Reprenons maintenant dans l’article de M. Prosper de Lafitte sa théorie sur la résistance. En effet, les vignes résistent toutes plus ou moins. Elles ont cela de commun avec les autres végétaux, qui, selon leur nature et leur milieu, résistent ou succombent devant un même fléau. Nous voilà arrivés à l’adaptation, que M. de Lafitte semble considérer comme une excuse commode et toute prête pour expliquer les insuccès sans nier la résistance. Il me paraît injustement sévère pour ce mot, exprimant une vérité et une action traditionnelle et insensible qui présidait naguère à la répartition des différens cépages français dans la zone qui leur était propice. Chaque variété a une patrie autour de laquelle elle rayonne en diminuant de valeur à mesure qu’elle s’éloigne du point où les circonstances lui permettent d’atteindre son plus haut degré de perfection : l’aramon, dans l’Hérault; la folle-blanche, dans l’Ouest, etc.
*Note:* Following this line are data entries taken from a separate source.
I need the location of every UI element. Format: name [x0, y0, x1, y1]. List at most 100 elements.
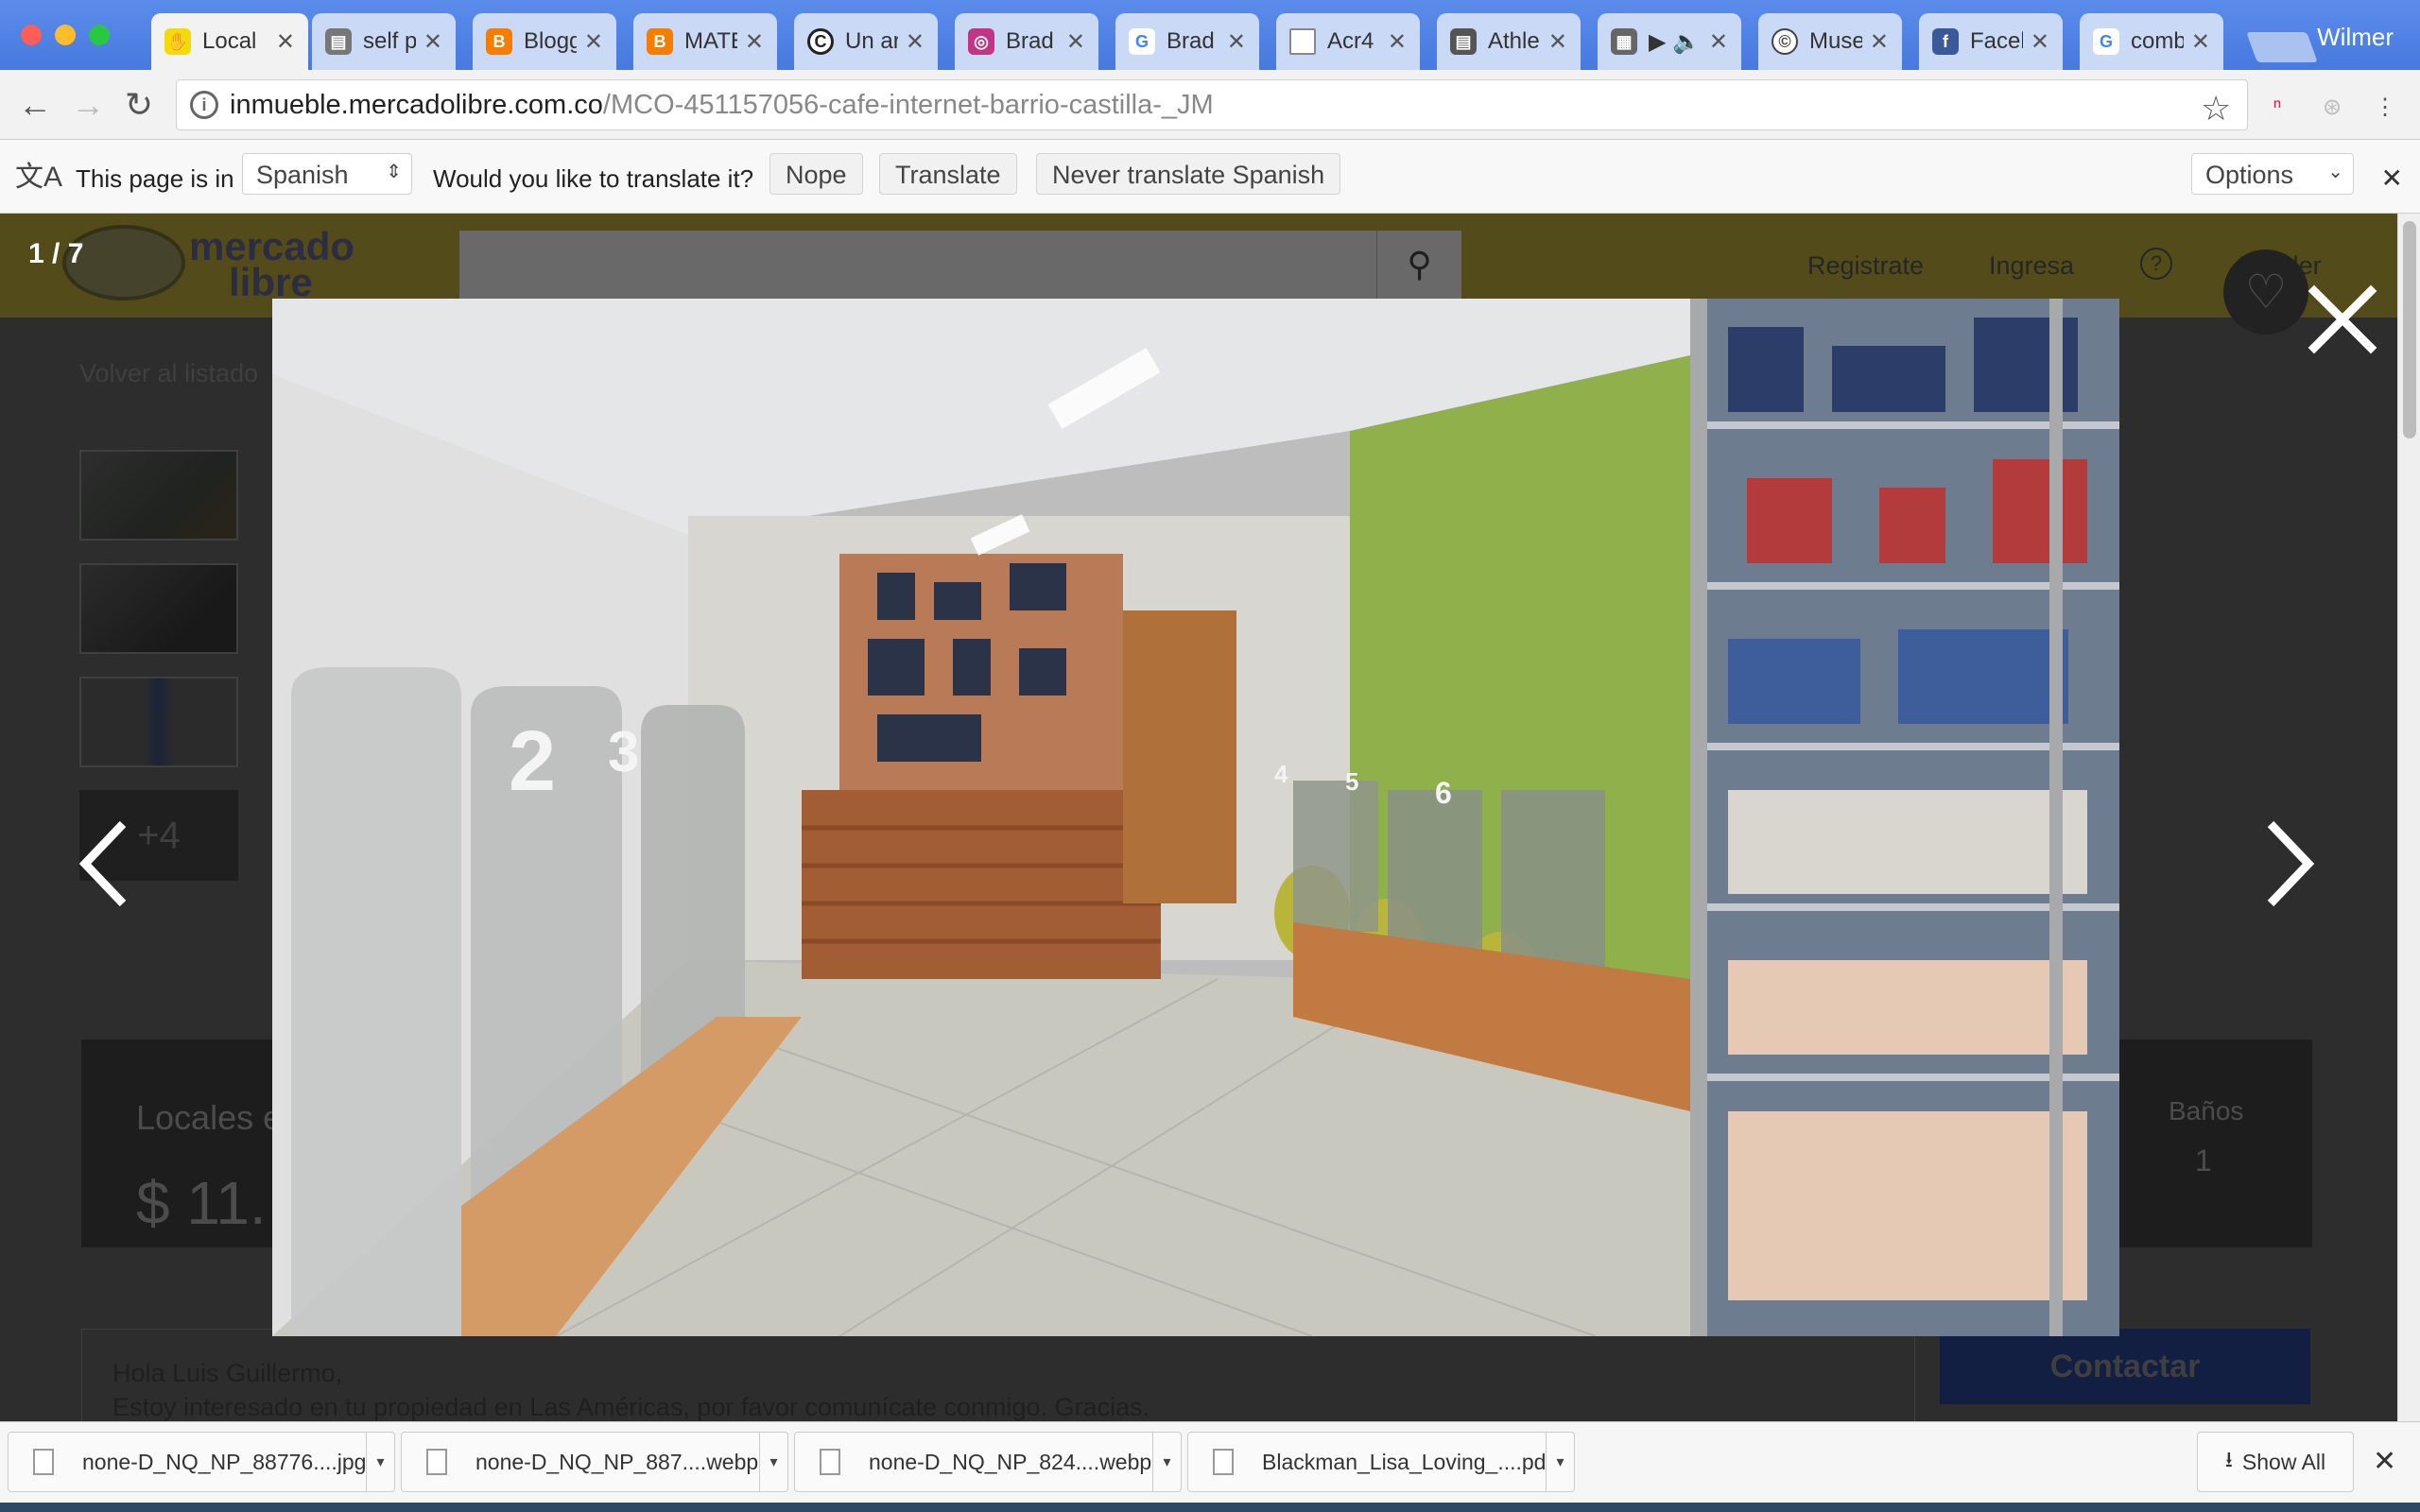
- show-all-downloads-button[interactable]: ⭳ Show All: [2197, 1432, 2354, 1492]
- close-tab-icon[interactable]: ✕: [424, 28, 442, 56]
- translate-bar: 文A This page is in Spanish ⇕ Would you li…: [0, 140, 2420, 214]
- pdf-file-icon: [1213, 1449, 1234, 1475]
- download-filename: none-D_NQ_NP_824....webp: [869, 1449, 1152, 1474]
- forward-arrow-icon[interactable]: →: [66, 83, 110, 127]
- tab-title: MATE: [684, 28, 737, 54]
- download-item[interactable]: none-D_NQ_NP_824....webp ▾: [794, 1432, 1182, 1492]
- close-tab-icon[interactable]: ✕: [1388, 28, 1407, 56]
- close-tab-icon[interactable]: ✕: [906, 28, 925, 56]
- close-tab-icon[interactable]: ✕: [1709, 28, 1728, 56]
- translate-question: Would you like to translate it?: [433, 164, 754, 193]
- zoom-window-button[interactable]: [89, 25, 110, 45]
- download-shelf: none-D_NQ_NP_88776....jpg ▾ none-D_NQ_NP…: [0, 1421, 2420, 1512]
- info-icon[interactable]: i: [190, 91, 218, 119]
- desktop-edge: [0, 1503, 2420, 1512]
- mercadolibre-icon: ✋: [164, 28, 191, 55]
- download-icon: ⭳: [2224, 1446, 2233, 1471]
- close-tab-icon[interactable]: ✕: [1227, 28, 1246, 56]
- tab-7[interactable]: Acr4 ✕: [1276, 13, 1420, 70]
- tab-11[interactable]: f Faceb ✕: [1919, 13, 2063, 70]
- tab-title: Athle: [1488, 28, 1540, 54]
- tab-5[interactable]: ◎ Brad ✕: [955, 13, 1098, 70]
- internet-cafe-photo: 2 3 4 5 6: [272, 299, 2119, 1336]
- options-label: Options: [2205, 161, 2294, 189]
- language-value: Spanish: [256, 161, 349, 189]
- google-icon: G: [2093, 28, 2119, 55]
- blogger-icon: B: [486, 28, 512, 55]
- tab-title: Muse: [1809, 28, 1862, 54]
- dropdown-arrow-icon[interactable]: ▾: [1546, 1433, 1574, 1491]
- nope-button[interactable]: Nope: [769, 153, 863, 195]
- tab-2[interactable]: B Blogg ✕: [473, 13, 616, 70]
- instagram-icon: ◎: [968, 28, 994, 55]
- never-translate-button[interactable]: Never translate Spanish: [1036, 153, 1341, 195]
- close-tab-icon[interactable]: ✕: [2191, 28, 2210, 56]
- tab-3[interactable]: B MATE ✕: [633, 13, 777, 70]
- listing-photo: 2 3 4 5 6: [272, 299, 2119, 1336]
- image-favicon-icon: ▤: [325, 28, 352, 55]
- back-arrow-icon[interactable]: ←: [13, 83, 57, 127]
- close-tab-icon[interactable]: ✕: [1870, 28, 1889, 56]
- blogger-icon: B: [647, 28, 673, 55]
- download-item[interactable]: none-D_NQ_NP_887....webp ▾: [401, 1432, 788, 1492]
- tab-title: Brad: [1167, 28, 1215, 54]
- menu-kebab-icon[interactable]: ⋮: [2369, 91, 2401, 123]
- dropdown-arrow-icon[interactable]: ▾: [1152, 1433, 1181, 1491]
- tab-strip: ✋ Local ✕ ▤ self p ✕ B Blogg ✕ B MATE ✕ …: [0, 0, 2420, 70]
- close-icon[interactable]: ✕: [2381, 163, 2403, 194]
- updown-icon: ⇕: [386, 162, 402, 182]
- close-tab-icon[interactable]: ✕: [584, 28, 603, 56]
- profile-name[interactable]: Wilmer: [2317, 23, 2394, 52]
- dropdown-arrow-icon[interactable]: ▾: [366, 1433, 394, 1491]
- minimize-window-button[interactable]: [55, 25, 76, 45]
- download-item[interactable]: Blackman_Lisa_Loving_....pdf ▾: [1187, 1432, 1575, 1492]
- tab-title: Brad: [1006, 28, 1054, 54]
- tab-4[interactable]: C Un ar ✕: [794, 13, 938, 70]
- tab-0[interactable]: ✋ Local ✕: [151, 13, 308, 70]
- close-tab-icon[interactable]: ✕: [1548, 28, 1567, 56]
- tab-title: Un ar: [845, 28, 898, 54]
- file-icon: [426, 1449, 447, 1475]
- previous-photo-arrow-icon[interactable]: [76, 816, 132, 911]
- close-tab-icon[interactable]: ✕: [1066, 28, 1085, 56]
- close-lightbox-icon[interactable]: [2307, 284, 2378, 355]
- close-tab-icon[interactable]: ✕: [276, 28, 295, 56]
- language-select[interactable]: Spanish ⇕: [242, 153, 412, 195]
- tab-title: Acr4: [1327, 28, 1374, 54]
- new-tab-button[interactable]: [2246, 32, 2318, 62]
- extension-icon[interactable]: ⁿ: [2261, 91, 2293, 123]
- reload-icon[interactable]: ↻: [117, 83, 161, 127]
- tab-10[interactable]: © Muse ✕: [1758, 13, 1902, 70]
- next-photo-arrow-icon[interactable]: [2261, 816, 2318, 911]
- tab-12[interactable]: G comb ✕: [2080, 13, 2223, 70]
- extension-icon[interactable]: ⊛: [2316, 91, 2348, 123]
- media-favicon-icon: ▦: [1611, 28, 1637, 55]
- scrollbar-thumb[interactable]: [2403, 221, 2416, 438]
- browser-toolbar: ← → ↻ i inmueble.mercadolibre.com.co/MCO…: [0, 70, 2420, 140]
- options-select[interactable]: Options ⌄: [2191, 153, 2354, 195]
- show-all-label: Show All: [2241, 1449, 2326, 1474]
- close-tab-icon[interactable]: ✕: [2031, 28, 2049, 56]
- tab-title: Faceb: [1970, 28, 2023, 54]
- c-logo-icon: C: [807, 28, 834, 55]
- tab-6[interactable]: G Brad ✕: [1115, 13, 1259, 70]
- close-window-button[interactable]: [21, 25, 42, 45]
- tab-9[interactable]: ▦ ▶ 🔈 ✕: [1598, 13, 1741, 70]
- download-filename: none-D_NQ_NP_887....webp: [475, 1449, 759, 1474]
- chevron-down-icon: ⌄: [2327, 162, 2343, 182]
- tab-8[interactable]: ▤ Athle ✕: [1437, 13, 1581, 70]
- desk-number: 2: [509, 714, 556, 809]
- download-item[interactable]: none-D_NQ_NP_88776....jpg ▾: [8, 1432, 395, 1492]
- photo-counter: 1 / 7: [28, 238, 84, 269]
- tab-1[interactable]: ▤ self p ✕: [312, 13, 456, 70]
- close-tab-icon[interactable]: ✕: [745, 28, 764, 56]
- translate-icon: 文A: [15, 162, 63, 193]
- translate-button[interactable]: Translate: [879, 153, 1017, 195]
- close-icon[interactable]: ✕: [2373, 1445, 2396, 1478]
- dropdown-arrow-icon[interactable]: ▾: [759, 1433, 787, 1491]
- address-bar[interactable]: i inmueble.mercadolibre.com.co/MCO-45115…: [176, 79, 2248, 130]
- desk-number: 4: [1274, 760, 1288, 788]
- bookmark-star-icon[interactable]: ☆: [2201, 89, 2231, 129]
- page-scrollbar[interactable]: [2397, 214, 2420, 1421]
- url-host: inmueble.mercadolibre.com.co: [230, 89, 603, 120]
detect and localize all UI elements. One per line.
Il me paraît donc illogique de demander à la vigne américaine, à cette colonie composée de tant de cépages variés, venue de tous les points d’une vaste contrée, transportée dans une cale surchauffée et malsaine, de se répartir avec discernement sur la face d’une terre étrangère sans erreur de latitude, de sol ni d’exposition.

Étant donné, d’une part, cette répartition à laquelle le hasard seul a présidé, de l’autre une légion d’insectes prêts à fondre sur les souffreteux, est-il surprenant que la mortalité soit plus grande que si les malades avaient été éliminés et les bien portans intelligemment placés

[3]

  1. Près Aix en Provence, ancien camp retranche de Marius, plateau élevé entre la montagne de Sainte-Victoire et la plaine de l’Arc, borné de ce côté par le Cengle, barre de rochers formant rempart.
  2. Au pied du Congle, borné par l’Arc, canton de Trets.
  3. Le spiran d’Espagne et l’œillade sont fertiles entre Nîmes et Aigues-Mortes et ne le sont pas dans le même département et dans les mêmes conditions apparentes.